Batching was dead easy, I found an excellent extension method on the internet that batches up an enumerable and yields you a sequence of arrays. The code looks like this, in case you can’t be bothered to click the link:
public static IEnumerable<T[]> Batch<T>(this IEnumerable<T> sequence, int batchSize)
{
var batch = new List<T>(batchSize);
foreach (var item in sequence)
{
batch.Add(item);
if (batch.Count >= batchSize)
{
yield return batch.ToArray();
batch.Clear();
}
}
if (batch.Count > 0)
{
yield return batch.ToArray();
batch.Clear();
}
}
That works really well, but it doesn’t give me the parallel read and process I’m looking for. After a large amount of research, some help from an esteemed colleague and quite a bit of inappropriate language, I ended up with the following. It uses the BufferBlock class which is a new thing from Microsoft’s new Dataflow Pipeline libraries (which provide all sorts of very useful stuff which I may well write an article on at a later date). The BufferBlock marshals data over thread boundaries in a very clean and simple way.

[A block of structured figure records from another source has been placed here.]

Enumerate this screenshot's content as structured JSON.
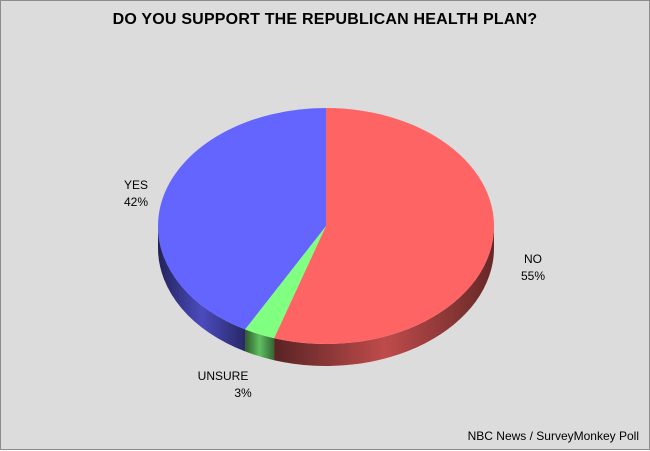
{
  "chart_data": {
    "type": "pie",
    "title": "DO YOU SUPPORT THE REPUBLICAN HEALTH PLAN?",
    "source": "NBC News / SurveyMonkey Poll",
    "slices": [
      {
        "label": "NO",
        "value": 55,
        "value_label": "55%",
        "color": "#ff6464"
      },
      {
        "label": "UNSURE",
        "value": 3,
        "value_label": "3%",
        "color": "#80ff80"
      },
      {
        "label": "YES",
        "value": 42,
        "value_label": "42%",
        "color": "#6464ff"
      }
    ]
  }
}
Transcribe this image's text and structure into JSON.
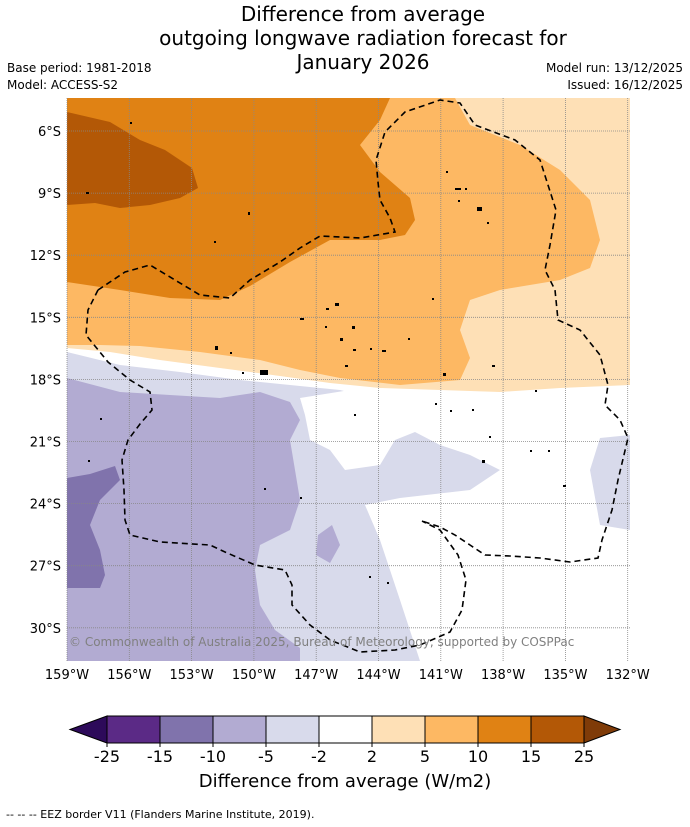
{
  "title": {
    "line1": "Difference from average",
    "line2": "outgoing longwave radiation forecast for",
    "line3": "January 2026"
  },
  "meta": {
    "base_period": "Base period: 1981-2018",
    "model": "Model: ACCESS-S2",
    "model_run": "Model run: 13/12/2025",
    "issued": "Issued: 16/12/2025"
  },
  "map": {
    "lat_ticks": [
      "6°S",
      "9°S",
      "12°S",
      "15°S",
      "18°S",
      "21°S",
      "24°S",
      "27°S",
      "30°S"
    ],
    "lon_ticks": [
      "159°W",
      "156°W",
      "153°W",
      "150°W",
      "147°W",
      "144°W",
      "141°W",
      "138°W",
      "135°W",
      "132°W"
    ],
    "copyright": "© Commonwealth of Australia 2025, Bureau of Meteorology, supported by COSPPac"
  },
  "colorbar": {
    "ticks": [
      "-25",
      "-15",
      "-10",
      "-5",
      "-2",
      "2",
      "5",
      "10",
      "15",
      "25"
    ],
    "label": "Difference from average (W/m2)",
    "colors": [
      "#2d0a5a",
      "#5b2a86",
      "#8073ac",
      "#b2abd2",
      "#d8daeb",
      "#ffffff",
      "#fee0b6",
      "#fdb863",
      "#e08214",
      "#b35806",
      "#7f3b08"
    ]
  },
  "legend": {
    "eez": "--  --  -- EEZ border V11 (Flanders Marine Institute, 2019)."
  }
}
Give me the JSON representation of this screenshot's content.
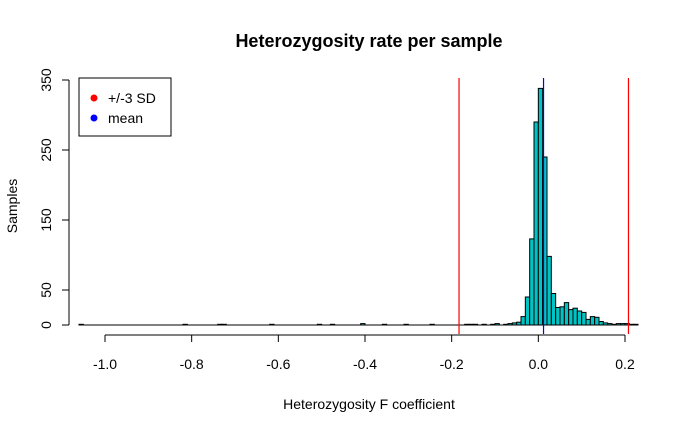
{
  "chart_data": {
    "type": "bar",
    "title": "Heterozygosity rate per sample",
    "xlabel": "Heterozygosity F coefficient",
    "ylabel": "Samples",
    "xlim": [
      -1.06,
      0.23
    ],
    "ylim": [
      0,
      350
    ],
    "x_ticks": [
      -1.0,
      -0.8,
      -0.6,
      -0.4,
      -0.2,
      0.0,
      0.2
    ],
    "x_tick_labels": [
      "-1.0",
      "-0.8",
      "-0.6",
      "-0.4",
      "-0.2",
      "0.0",
      "0.2"
    ],
    "y_ticks": [
      0,
      50,
      150,
      250,
      350
    ],
    "y_tick_labels": [
      "0",
      "50",
      "150",
      "250",
      "350"
    ],
    "bar_color": "#00c4c4",
    "bin_width": 0.01,
    "bins": [
      {
        "x0": -1.06,
        "count": 1
      },
      {
        "x0": -0.82,
        "count": 1
      },
      {
        "x0": -0.74,
        "count": 1
      },
      {
        "x0": -0.73,
        "count": 1
      },
      {
        "x0": -0.62,
        "count": 1
      },
      {
        "x0": -0.51,
        "count": 1
      },
      {
        "x0": -0.48,
        "count": 1
      },
      {
        "x0": -0.41,
        "count": 2
      },
      {
        "x0": -0.36,
        "count": 1
      },
      {
        "x0": -0.31,
        "count": 1
      },
      {
        "x0": -0.25,
        "count": 1
      },
      {
        "x0": -0.17,
        "count": 1
      },
      {
        "x0": -0.16,
        "count": 1
      },
      {
        "x0": -0.15,
        "count": 1
      },
      {
        "x0": -0.13,
        "count": 1
      },
      {
        "x0": -0.11,
        "count": 1
      },
      {
        "x0": -0.1,
        "count": 2
      },
      {
        "x0": -0.08,
        "count": 1
      },
      {
        "x0": -0.07,
        "count": 2
      },
      {
        "x0": -0.06,
        "count": 3
      },
      {
        "x0": -0.05,
        "count": 4
      },
      {
        "x0": -0.04,
        "count": 12
      },
      {
        "x0": -0.03,
        "count": 40
      },
      {
        "x0": -0.02,
        "count": 123
      },
      {
        "x0": -0.01,
        "count": 290
      },
      {
        "x0": 0.0,
        "count": 338
      },
      {
        "x0": 0.01,
        "count": 240
      },
      {
        "x0": 0.02,
        "count": 98
      },
      {
        "x0": 0.03,
        "count": 45
      },
      {
        "x0": 0.04,
        "count": 25
      },
      {
        "x0": 0.05,
        "count": 26
      },
      {
        "x0": 0.06,
        "count": 32
      },
      {
        "x0": 0.07,
        "count": 22
      },
      {
        "x0": 0.08,
        "count": 24
      },
      {
        "x0": 0.09,
        "count": 20
      },
      {
        "x0": 0.1,
        "count": 18
      },
      {
        "x0": 0.11,
        "count": 8
      },
      {
        "x0": 0.12,
        "count": 12
      },
      {
        "x0": 0.13,
        "count": 11
      },
      {
        "x0": 0.14,
        "count": 5
      },
      {
        "x0": 0.15,
        "count": 3
      },
      {
        "x0": 0.16,
        "count": 2
      },
      {
        "x0": 0.17,
        "count": 1
      },
      {
        "x0": 0.18,
        "count": 2
      },
      {
        "x0": 0.19,
        "count": 2
      },
      {
        "x0": 0.2,
        "count": 2
      },
      {
        "x0": 0.21,
        "count": 1
      },
      {
        "x0": 0.22,
        "count": 1
      }
    ],
    "vlines": [
      {
        "name": "-3 SD",
        "x": -0.183,
        "color": "#ff0000"
      },
      {
        "name": "+3 SD",
        "x": 0.208,
        "color": "#ff0000"
      },
      {
        "name": "mean",
        "x": 0.012,
        "color": "#0000ff"
      }
    ],
    "legend": {
      "position": "top-left",
      "items": [
        {
          "label": "+/-3 SD",
          "color": "#ff0000"
        },
        {
          "label": "mean",
          "color": "#0000ff"
        }
      ]
    }
  }
}
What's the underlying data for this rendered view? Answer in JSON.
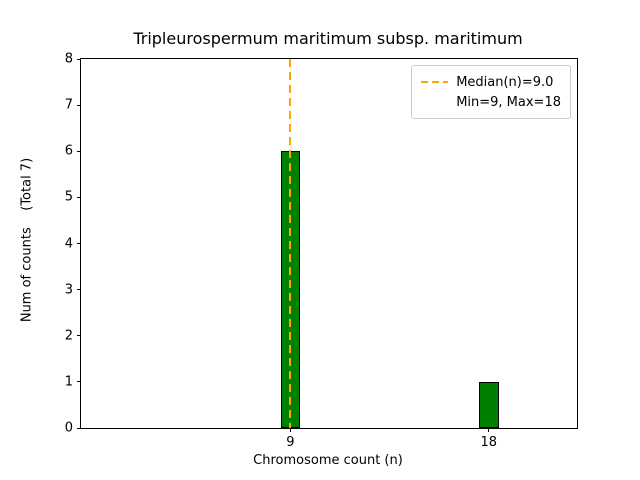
{
  "chart_data": {
    "type": "bar",
    "title": "Tripleurospermum maritimum subsp. maritimum",
    "xlabel": "Chromosome count (n)",
    "ylabel": "Num of counts    (Total 7)",
    "categories": [
      9,
      18
    ],
    "values": [
      6,
      1
    ],
    "total_counts": 7,
    "median": 9.0,
    "min": 9,
    "max": 18,
    "xlim": [
      -0.5,
      22.0
    ],
    "ylim": [
      0,
      8
    ],
    "yticks": [
      0,
      1,
      2,
      3,
      4,
      5,
      6,
      7,
      8
    ],
    "xticks": [
      9,
      18
    ],
    "bar_width": 0.9,
    "bar_color": "#008000",
    "bar_edge_color": "#000000",
    "median_line_color": "#FFA500",
    "grid": false,
    "legend_position": "upper right",
    "legend": [
      "Median(n)=9.0",
      "Min=9, Max=18"
    ]
  }
}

public static IEnumerable<T[]> BatchAsync<T>(this IEnumerable<T> sequence, int batchSize)
{
BufferBlock<T[]> buffer = new BufferBlock<T[]>();
var reader = new Thread(() =>
{
foreach (var batch in sequence.Batch(batchSize))
{
buffer.Post(batch);
}
buffer.Post(null);
buffer.Complete();
}) { Name = "Batch Reader Async" };
reader.Start();
T[] blocktoProcess;
while ((blocktoProcess = buffer.Receive()) != null)
{
yield return blocktoProcess;
}
}
The database read is done on a new thread and data is pulled back to the calling thread in batches. This makes for nice clean code on the consumer side!